The house smelt really sweet and fragrant as this was cooking, with lemon and syrupy notes very much to the fore. We couldn’t wait for the icing to set properly, so greedily cut into it at the first opportunity. The golden colour was not entirely obscured and it still looked quite appealing. The cake rose well, although CT thought it had the consistency and some of the flavour of treacle pudding. Really it was like a lemony ginger cake without the ginger: quite light, moist and rather moreish.

But, oh such a tragedy, we couldn’t eat it quite fast enough. The weather being very warm and very humid, the cake went mouldy after only three days and we had to throw nearly half of it in the compost bin. Our worms don’t know how lucky they are.

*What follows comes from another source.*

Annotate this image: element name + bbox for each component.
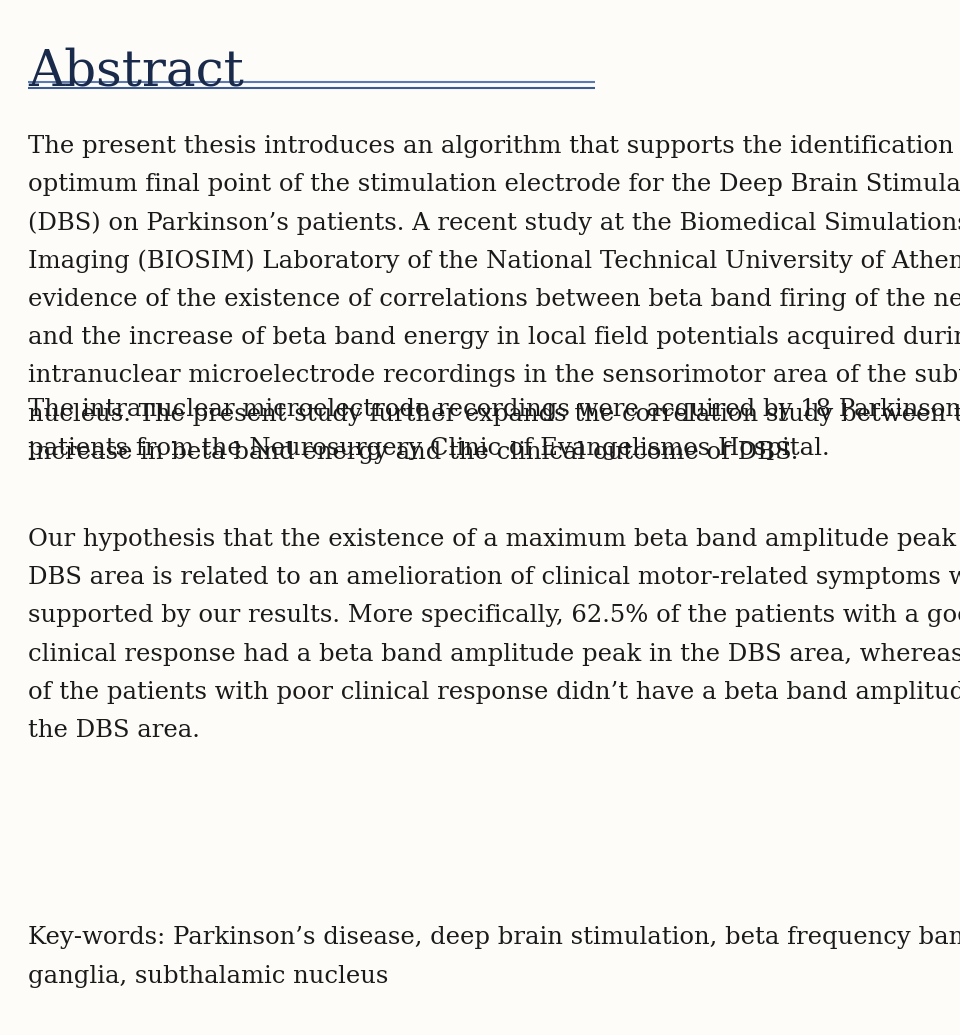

Beetroot & Almond Chocolate Squares

I’m still harvesting plenty of beetroot so wanted to try another cake recipe using beetroot – something suitable for a picnic! This is what I came up with:

  • Melted 100g unsalted butter with 100g 85% dark chocolate and 100g muscovado sugar in a small pan.
  • Mashed 200g cooked beetroot.
  • Sifted 100g plain flour (wholemeal spelt) into a mixing bowl with a pinch of salt.
  • Mixed in 100g ground almonds.
  • Made a well in the centre and poured in chocolate mixture.
  • Mixed this together with 4 duck eggs and beetroot.
  • Spooned this into 9″ square cake thingie and baked for 20 mins at 180°C (gas 4).
  • When cool cut into 16 squares.
Writing this now I rather wished I’d added some grated orange rind – not because they weren’t pretty damn good anyway, but I think this would have enhanced the flavour even further – beetroot and orange are good complementary flavours. Luckily, the cakes got a general thumbs up being moist, dense, flavoursome and not too sweet.